Parmi les premiers sites qui ont ouvert en mai, on trouve les jardins du château de Villandry. © iStock
Depuis le 11 mai, certains châteaux et sites touristiques peuvent ouvrir en Centre-Val de Loire sous réserve du respect des mesures sanitaires. Mais beaucoup connaissent déjà une chute de leur chiffre d’affaires et sans un fort afflux de visiteurs, ils pourraient continuer d’être déficitaires.
Après les longs mois d’hiver, durant lesquels les touristes désertent les sites historiques, les châteaux du Val de Loire ont fermé leurs lourdes portes au petit matin du 15 mars. Pour beaucoup, le début de l’année annonçait une sacrée saison, comme au château de Meung-sur-Loire (Loiret) où les visites avaient repris à la mi-février, et encore au château de Villandry (Indre-et-Loire), qui avait « très bien démarré » l’année. Pendant les deux mois de confinement, de la mi-mars à la mi-mai, les sites historiques et patrimoniaux ont souffert. Le château royal de Blois (Loir-et-Cher) enregistre déjà une chute de 20% de son chiffre d’affaires annuel. Les monuments historiques, qu’ils soient publics ou privés, ne dorment jamais. Ils ont besoin d’être chauffés afin d’éviter l’humidité, d’être rénovés, de voir leurs jardins entretenus. Pour réduire les dépenses, les équipes ont alors dû être drastiquement réduites à quelques jardiniers, parfois un personnel administratif. Environ la moitié des personnels des châteaux reste au chômage partiel malgré les réouvertures de la mi-mai. L’objectif est bien de conserver les emplois malgré la crise économique qui arrive. « On navigue à vue, souligne Xavier Lelevé, propriétaire du château de Meung-sur-Loire. Il a fallu profiter de la fermeture forcée pour améliorer l’offre touristique en ouvrant une nouvelle salle, sinon, c’eût été mortifère. »

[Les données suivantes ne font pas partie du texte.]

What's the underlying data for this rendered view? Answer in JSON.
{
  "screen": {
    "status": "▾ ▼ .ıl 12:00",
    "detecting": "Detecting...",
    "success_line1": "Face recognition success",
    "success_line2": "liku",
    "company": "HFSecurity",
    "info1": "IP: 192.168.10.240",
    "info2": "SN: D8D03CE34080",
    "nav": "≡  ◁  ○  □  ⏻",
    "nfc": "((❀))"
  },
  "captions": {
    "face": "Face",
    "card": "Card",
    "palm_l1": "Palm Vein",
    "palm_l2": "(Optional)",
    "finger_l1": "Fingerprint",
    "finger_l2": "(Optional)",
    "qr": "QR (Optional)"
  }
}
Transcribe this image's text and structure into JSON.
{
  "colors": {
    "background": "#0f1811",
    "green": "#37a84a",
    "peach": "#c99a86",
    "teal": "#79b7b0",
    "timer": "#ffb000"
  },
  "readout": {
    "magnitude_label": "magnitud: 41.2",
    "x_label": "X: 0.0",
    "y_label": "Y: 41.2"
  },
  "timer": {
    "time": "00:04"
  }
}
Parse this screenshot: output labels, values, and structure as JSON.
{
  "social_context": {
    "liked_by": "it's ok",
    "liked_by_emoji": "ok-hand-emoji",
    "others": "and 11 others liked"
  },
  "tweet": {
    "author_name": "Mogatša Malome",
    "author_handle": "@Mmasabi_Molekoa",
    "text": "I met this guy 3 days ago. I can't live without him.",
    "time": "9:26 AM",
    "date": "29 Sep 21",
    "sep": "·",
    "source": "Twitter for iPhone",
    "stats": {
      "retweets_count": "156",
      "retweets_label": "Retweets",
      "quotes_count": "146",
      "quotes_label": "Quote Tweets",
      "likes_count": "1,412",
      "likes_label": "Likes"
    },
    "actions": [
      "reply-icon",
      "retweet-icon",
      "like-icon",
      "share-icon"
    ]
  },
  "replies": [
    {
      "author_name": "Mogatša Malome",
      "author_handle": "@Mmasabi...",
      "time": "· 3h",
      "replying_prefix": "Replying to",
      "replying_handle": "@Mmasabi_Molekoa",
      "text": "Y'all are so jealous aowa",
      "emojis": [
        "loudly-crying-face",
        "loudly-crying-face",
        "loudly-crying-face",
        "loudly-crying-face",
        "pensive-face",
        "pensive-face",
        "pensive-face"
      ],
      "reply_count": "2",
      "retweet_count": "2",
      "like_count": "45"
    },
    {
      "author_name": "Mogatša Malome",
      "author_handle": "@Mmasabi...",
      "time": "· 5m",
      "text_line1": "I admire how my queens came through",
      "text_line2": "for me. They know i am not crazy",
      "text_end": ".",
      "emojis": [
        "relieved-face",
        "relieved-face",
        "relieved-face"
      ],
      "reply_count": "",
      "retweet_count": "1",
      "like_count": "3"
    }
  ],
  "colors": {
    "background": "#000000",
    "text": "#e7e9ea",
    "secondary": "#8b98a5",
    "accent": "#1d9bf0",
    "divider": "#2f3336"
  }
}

Suite à des arrêtés préfectoraux et à la signature du référentiel des mesures sanitaires, le parc de Chambord, les jardins de Chaumont-sur-Loire, ceux de Villandry, la Pagode de Chanteloup, et une trentaine d’autres sites ont pu de nouveau ouvrir depuis le 11 mai. Les dates d’ouverture diffèrent selon les châteaux et monuments. Les uns ont été prêts dès le week-end suivant ; les autres, deux semaines plus tard. Car pour permettre aux visiteurs de revenir entre leurs murs, un protocole de protection sanitaire a dû être mis en place. Entre le gel hydroalcoolique, les centaines de masques pour les personnels voire les visiteurs eux-mêmes, les vitres de séparation aux billetteries, les modifications de parcours afin qu’il n’y ait pas de croisement d’individus… En plus d’être déficitaires pour les mois de printemps, les châteaux paient le lourd coût sanitaire de leur établissement. Des dépenses s’ajoutent au fonctionnement « normal ». Pour veiller au respect des règles sanitaires et des gestes barrières, les forces de l’ordre sont autorisées à contrôler les sites ouverts. L’organisation même des châteaux a évolué. Si, à Villandry, les visites guidées sont annulées, à Meung-sur-Loire il a simplement été décidé de limiter le nombre de personnes à neuf dans un même groupe. Une fois les questions sanitaires résolues, la période estivale reste tout de même une véritable interrogation.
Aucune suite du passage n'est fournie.